The National Security Agency has so far refused to answer a question that Senator Bernie Sanders posed to them last week: “Has the NSA spied, or is the NSA currently spying, on members of Congress or other American elected officials?”
The agency has been under heavy scrutiny since last June when British newspaper The Guardian began publishing documents released by former NSA contractor Edward Snowden.
The documents outline extensive domestic surveillance operations, which included collecting metadata on Americans’ phone calls and bypassing data encryption designed to keep digital information private. (The metadata collected by the agency includes when the call was made and which phone numbers were involved, but not what was said).
Sanders’ letter to General Keith Alexander, who oversees the NSA, asked if the agency was collecting information about members of Congress.
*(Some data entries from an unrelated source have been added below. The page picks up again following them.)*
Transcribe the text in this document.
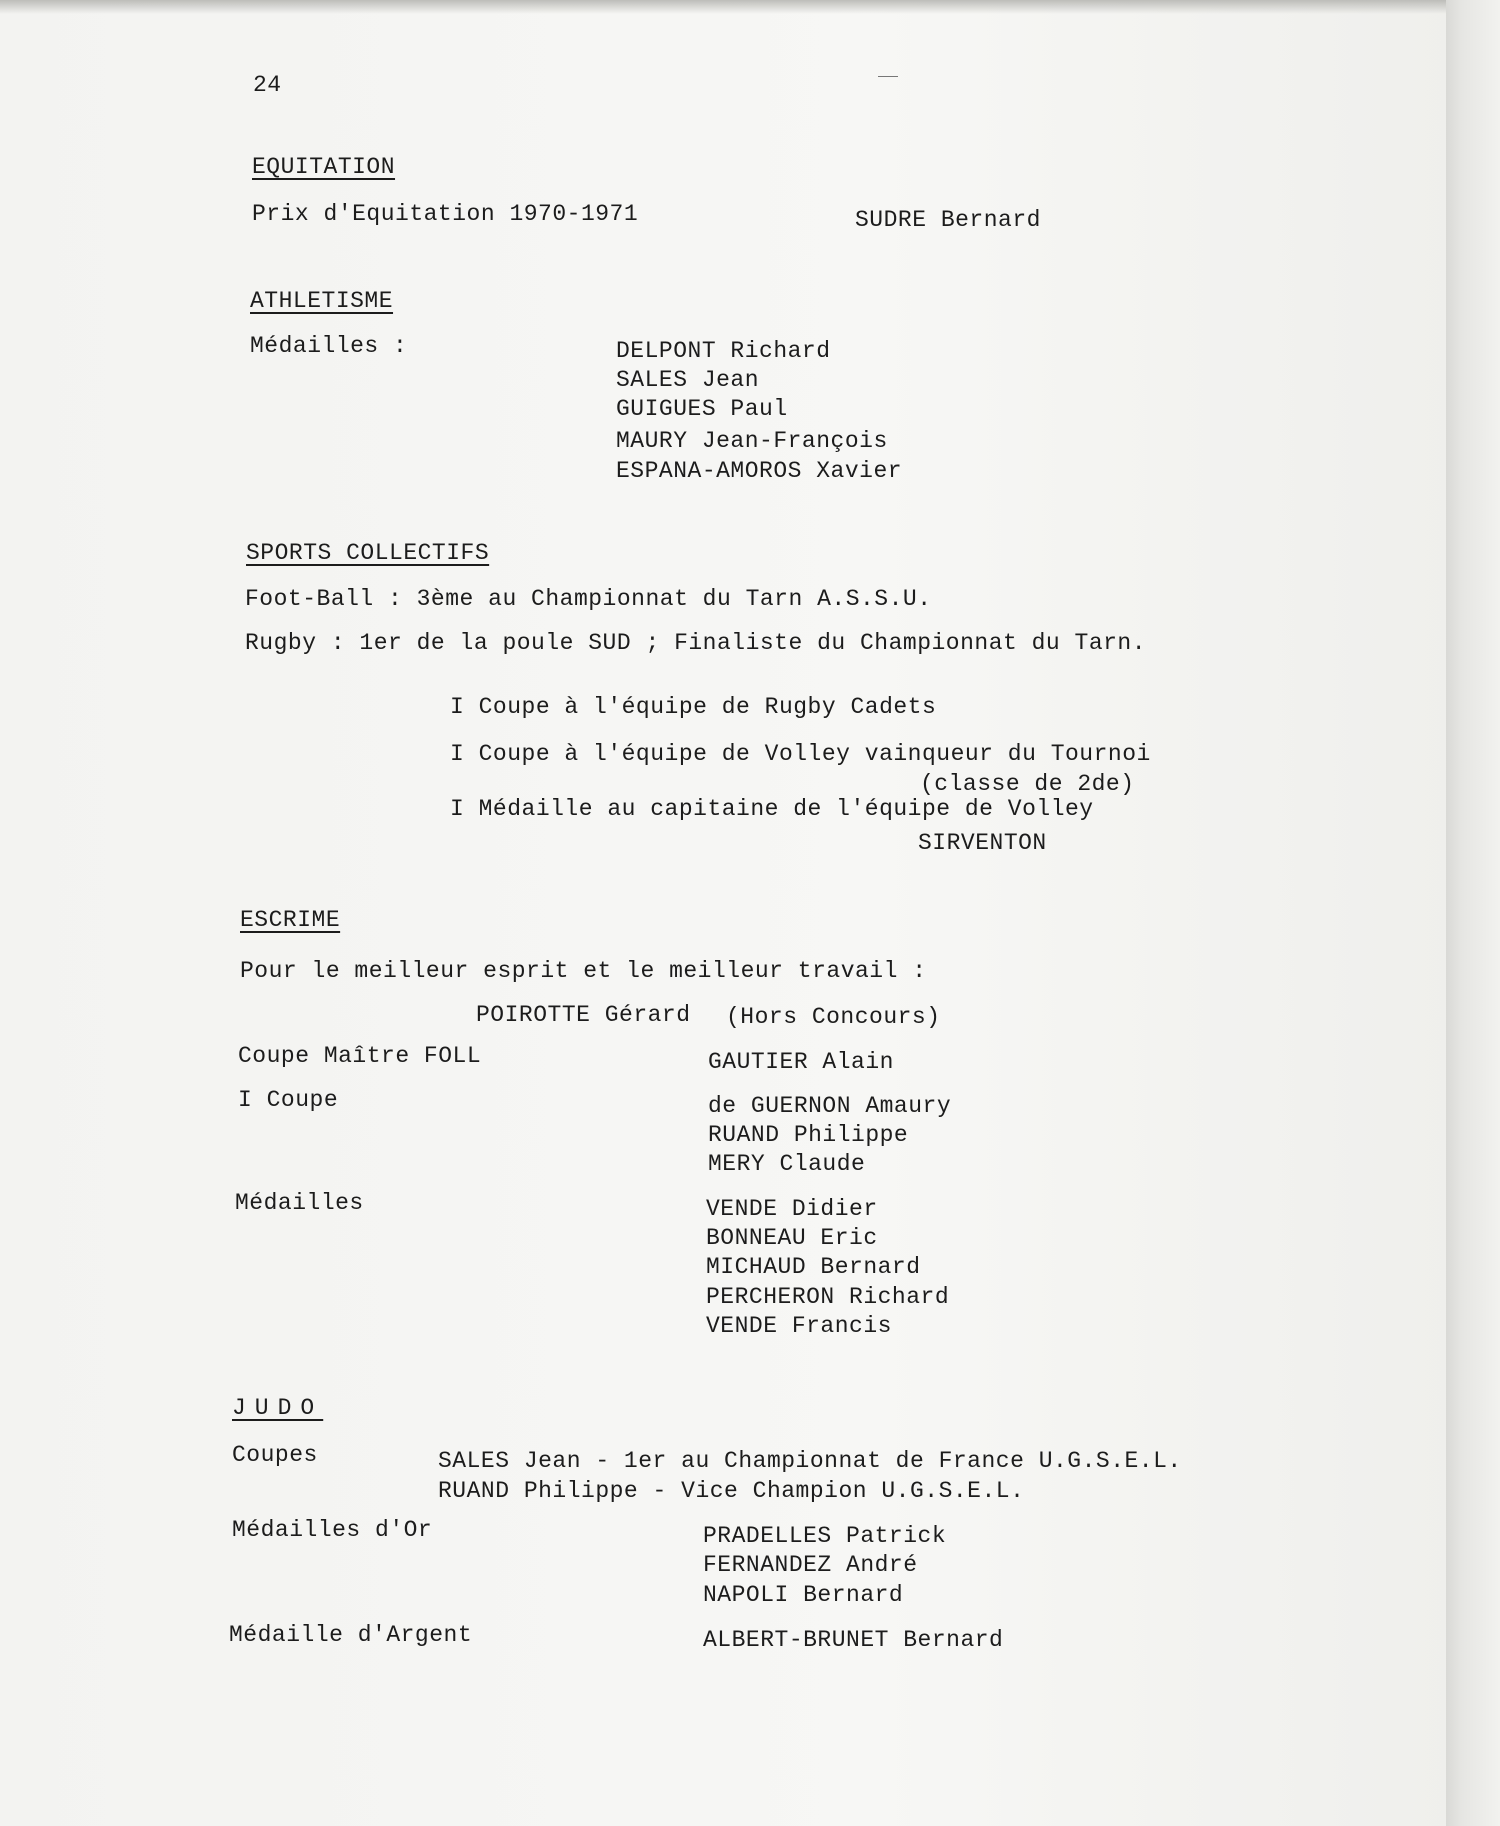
24
EQUITATION
Prix d'Equitation 1970-1971	SUDRE Bernard
ATHLETISME
Médailles :	DELPONT Richard
SALES Jean
GUIGUES Paul
MAURY Jean-François
ESPANA-AMOROS Xavier
SPORTS COLLECTIFS
Foot-Ball : 3ème au Championnat du Tarn A.S.S.U.
Rugby : 1er de la poule SUD ; Finaliste du Championnat du Tarn.
I Coupe à l'équipe de Rugby Cadets
I Coupe à l'équipe de Volley vainqueur du Tournoi
(classe de 2de)
I Médaille au capitaine de l'équipe de Volley
SIRVENTON
ESCRIME
Pour le meilleur esprit et le meilleur travail :
POIROTTE Gérard (Hors Concours)
Coupe Maître FOLL	GAUTIER Alain
I Coupe	de GUERNON Amaury
RUAND Philippe
MERY Claude
Médailles	VENDE Didier
BONNEAU Eric
MICHAUD Bernard
PERCHERON Richard
VENDE Francis
JUDO
Coupes	SALES Jean - 1er au Championnat de France U.G.S.E.L.
RUAND Philippe - Vice Champion U.G.S.E.L.
Médailles d'Or	PRADELLES Patrick
FERNANDEZ André
NAPOLI Bernard
Médaille d'Argent	ALBERT-BRUNET Bernard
In an email to VPR, NSA spokeswoman Marci Green Miller said that the NSA’s work “include[s] procedures that protect the privacy of U.S. persons,” and that “members of Congress have the same privacy protections as all U.S. persons.”
She did not say whether the NSA was collecting data about members of Congress, and did not respond to additional questions Monday morning.
Michael Briggs, a spokesman for Sanders, said that the Senator’s office hasn’t received a response to the Jan. 3 letter, “although it ordinarily takes weeks for agencies to answer a senator’s questions in a letter.”